18. The medical device according to claim 17, wherein an inner surface of a guide wire lumen of the catheter is configured for use with a guide wire and comprises a co-extruded polymer of polyamide and poly-tetrafluoro-ethylene (PTFE) or a co-extruded polymer of polyamide and poly-tetrafluoro-ethylene (PTFE).

19. The medical device according to claim 16, wherein the co-extruded polymer of polyamide and poly-tetrafluoro-ethylene (PTFE) is a product of a co-extrusion using reactive extrusion.

20. The medical device according to claim 16, wherein the poly-tetrafluoro-ethylene (PTFE) has been irradiated prior to co-extrusion with the polyamide.

21. The medical device according to claim 20, wherein the poly-tetrafluoro-ethylene (PTFE) is includes an irradiation dose between about 200 and about 4000 kGy.

22. The medical device according to claim 20, wherein the poly-tetrafluoro-ethylene (PTFE) includes an irradiation dose between about 400 and about 2000 kGy.

23. The medical device according to claim 16, wherein the polyamide is one of Nylon, Nylon 12, Nylon 6, or a combination thereof.

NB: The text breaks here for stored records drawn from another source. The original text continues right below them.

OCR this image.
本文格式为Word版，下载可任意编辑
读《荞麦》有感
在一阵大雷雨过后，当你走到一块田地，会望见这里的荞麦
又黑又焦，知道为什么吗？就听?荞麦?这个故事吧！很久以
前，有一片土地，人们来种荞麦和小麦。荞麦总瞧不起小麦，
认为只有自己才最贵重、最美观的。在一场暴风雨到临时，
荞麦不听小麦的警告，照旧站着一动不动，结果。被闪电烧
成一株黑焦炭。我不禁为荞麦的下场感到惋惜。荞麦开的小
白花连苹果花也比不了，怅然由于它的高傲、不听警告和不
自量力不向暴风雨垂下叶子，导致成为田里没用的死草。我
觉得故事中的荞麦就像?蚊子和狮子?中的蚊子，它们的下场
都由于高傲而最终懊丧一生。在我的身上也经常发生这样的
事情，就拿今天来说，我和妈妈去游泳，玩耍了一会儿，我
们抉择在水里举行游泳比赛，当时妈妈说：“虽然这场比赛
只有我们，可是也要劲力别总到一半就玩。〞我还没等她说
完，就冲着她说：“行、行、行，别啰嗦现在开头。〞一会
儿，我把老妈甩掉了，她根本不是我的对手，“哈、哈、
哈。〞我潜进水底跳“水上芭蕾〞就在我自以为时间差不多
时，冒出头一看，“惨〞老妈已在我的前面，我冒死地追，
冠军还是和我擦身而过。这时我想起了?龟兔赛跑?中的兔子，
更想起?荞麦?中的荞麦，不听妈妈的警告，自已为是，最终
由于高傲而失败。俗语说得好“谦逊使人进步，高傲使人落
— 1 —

24. The medical device according to claim 16, wherein the PTFE is micropowdered prior to co-extrusion with the polyamide.

25. A method of manufacturing a medical device comprising co-extruding polymers of polyamide and poly-tetrafluoro-ethylene (PTFE).

26. The method according to claim 25, wherein the medical device includes a tubing material comprising or consisting of the co-extruded polymers.

27. The method according to claim 26, further comprising forming the tubing material into a guide wire lumen and positioning a guide wire within the lumen.

28. The method according to claim 25, wherein the PTFE is micropowdered prior to co-extrusion with the polyamide.

29. The method according to claim 25, wherein the co-extruding is carried out using reactive extrusion.

30. The method according to claim 25, wherein the poly-tetrafluoro-ethylene (PTFE) is irradiated prior to co-extrusion with the polyamide.

31. The method according to claim 30, wherein the poly-tetrafluoro-ethylene (PTFE) is irradiated with an irradiation dose between about 200 and about 4000 kGy.

32. The method according to claim 30, wherein the poly-tetrafluoro-ethylene (PTFE) is irradiated with an irradiation dose between about 400 and about 2000 kGy.

33. The method according to claim 25, wherein the medical device is selected from the group consisting of vascular devices, stents, stent grafts, grafts, graft connectors or catheters, a catheter configured for use with a guide wire, a catheter configured for use with a guide wire and carrying a balloon, a guide catheter, a catheter including a retractable sheath, a catheter including a guide wire with an inner member forming a guide wire lumen, wherein the guide wire lumen comprises the co-extruded polymer of polyamide and poly-tetrafluoro-ethylene (PTFE).

34. A method, comprising:

providing a medical device according to claim 16; and

treating a disease including a cardiovascular disease or a stenosis using the medical device.